Gastbeitrag: Analyse der Heidelberg Pharma AG Teil 2/4

Vor kurzem bin ich über die äußerst interessanten Beiträge des Privatanlegers Achim F. (auch bekannt unter dem Pseudonym “BICYPAPA”) zum biopharmazeutische Unternehmen Heidelberg Pharma (WKN: A11QVV) gestoßen. Nach der Premiere letzte Woche folgt hier nun der 2. Teil seiner Analyse.


Die 1997, damals von einem Team von Ärzten und Krebsforschern unter dem Namen WILEX Biotechnology GmbH, gegründete Heidelberg Pharma AG ist ein auf Onkologie spezialisiertes biopharmazeutisches Unternehmen mit Sitz in Ladenburg. Dabei konzentriert man sich speziell auf die ADC (genauer gesagt Antibody-targeted Amanitin-Konjugate, “ATACs”) Werkstoffentwicklung die neue Möglichkeiten in der Behandlung von Tumoren ermöglichen soll.

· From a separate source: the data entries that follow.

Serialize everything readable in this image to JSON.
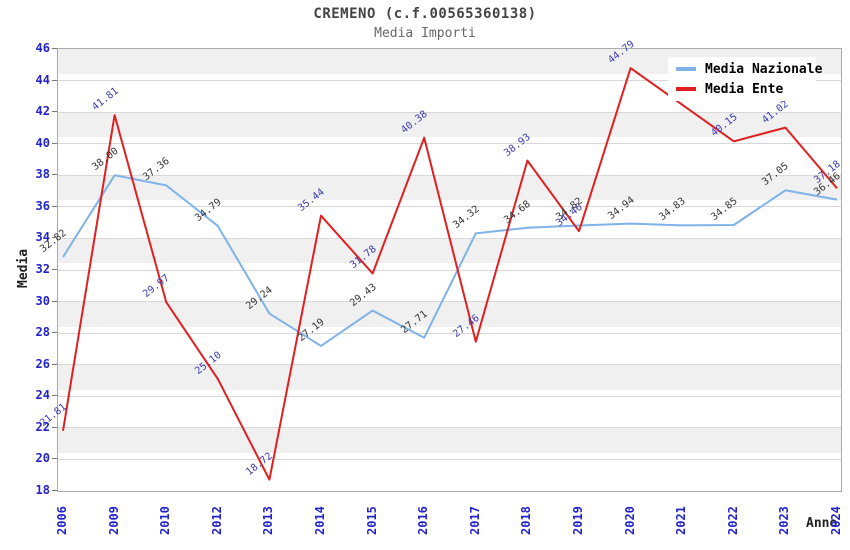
{
  "header": {
    "title": "CREMENO (c.f.00565360138)",
    "subtitle": "Media Importi"
  },
  "chart_data": {
    "type": "line",
    "title": "CREMENO (c.f.00565360138)",
    "subtitle": "Media Importi",
    "xlabel": "Anno",
    "ylabel": "Media",
    "ylim": [
      18,
      46
    ],
    "yticks": [
      18,
      20,
      22,
      24,
      26,
      28,
      30,
      32,
      34,
      36,
      38,
      40,
      42,
      44,
      46
    ],
    "grid": "horizontal",
    "legend_position": "top-right",
    "categories": [
      "2006",
      "2009",
      "2010",
      "2012",
      "2013",
      "2014",
      "2015",
      "2016",
      "2017",
      "2018",
      "2019",
      "2020",
      "2021",
      "2022",
      "2023",
      "2024"
    ],
    "series": [
      {
        "name": "Media Nazionale",
        "color": "#7fb3e8",
        "label_color": "#333333",
        "values": [
          32.82,
          38.0,
          37.36,
          34.79,
          29.24,
          27.19,
          29.43,
          27.71,
          34.32,
          34.68,
          34.82,
          34.94,
          34.83,
          34.85,
          37.05,
          36.46
        ]
      },
      {
        "name": "Media Ente",
        "color": "#e02020",
        "label_color": "#3a3ab2",
        "values": [
          21.81,
          41.81,
          29.97,
          25.1,
          18.72,
          35.44,
          31.78,
          40.38,
          27.46,
          38.93,
          34.46,
          44.79,
          null,
          40.15,
          41.02,
          37.18
        ]
      }
    ]
  },
  "colors": {
    "axis_tick_text": "#2323cc",
    "stripe": "#f0f0f0",
    "gridline": "#d8d8d8",
    "plot_border": "#aaaaaa",
    "title_text": "#444444",
    "subtitle_text": "#666666",
    "axis_label_text": "#222222",
    "legend_bg": "#ffffff"
  }
}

Inhaltsverzeichnis Analyse Teil 2/4

1. ATAC Partnerschaft mit Takeda
2. ATAC Partnerschaft mit Magenta Therapeutics
3.Zusammenarbeit mit Mabvax, Nordic Nanovector und Advanced Proteome Therapeutics


Heidelberg Pharma AktieQuelle:https://heidelberg-pharma.com
Anzahl Aktien28.133.308
Kurs (bei Erstellung des Artikels) 3,260 EUR
Marktkapitalisierung91.714.584 EUR
AnteileFreefloat ca. 20 %
Dietmar Hopp ca. 75 %
Anteil UCB ca. 4%
NotierungRegulierter Markt der Frankfurter Wertpapierbörse, Prime Standard



1. ATAC Partnerschaft mit Takeda:

Im Juni 2017 schließt Heidelberg Pharma eine erste ATAC Partnerschaft ab. Der Partner ist die Weltfirma Takeda. Die Vereinbarung sieht die Erforschung von 3 Kandidaten Antikörper-Wirkstoff-Konjugaten (Antibody Drug Conjugates – ADCs) mit dem Wirkstoff Amanitin vor. Es wurde ein Optionsmodell gewählt, bei der bei einer Bestätigung pro Entwicklungskandidat eine Zahlung von bis zu 113 Millionen USD fällig wird, die über die Gesamtdauer der Entwicklung an vorher vereinbarten Punkten gezahlt wird. Nach einer eventuellen positiven Entwicklung sind Umsatzbeteiligungen vorgesehen.


Das sind die offiziellen Verlautbarungen zu diesem Abkommen. Die restlichen Rahmenbedingungen erscheinen wenig durchschaubar, so dringen so gut wie keine Hinweis nach außen. Weder von Takeda noch von Heidelberg Pharma wurden weitere Einzelheiten in der Öffentlichkeit lanciert. Takeda hingegen hat aus strategischen Gründen vor einigen Wochen die Firma Shire übernommen, um damit weitere Synergien zu heben. Aus diesen Gründen befindet man sich derzeit in einer Umstrukturierungsphase. Geschäftsfelder müssen neu geordnet und bewertet werden.

Seit dem Abschluss der Vereinbarung mit HP sind nun etwa 18 Monate vergangen. Ich rechne damit, dass hier bald die Entscheidungsprozesse zu einem Wirkstoff anstehen. Dieser Zeitrahmen wurde in einem Interview angedeutet. Nach den abgeschlossenen Umstrukturierungen bei Takeda gehe ich dann auch von einer Entscheidung zu mindestens einer Option aus.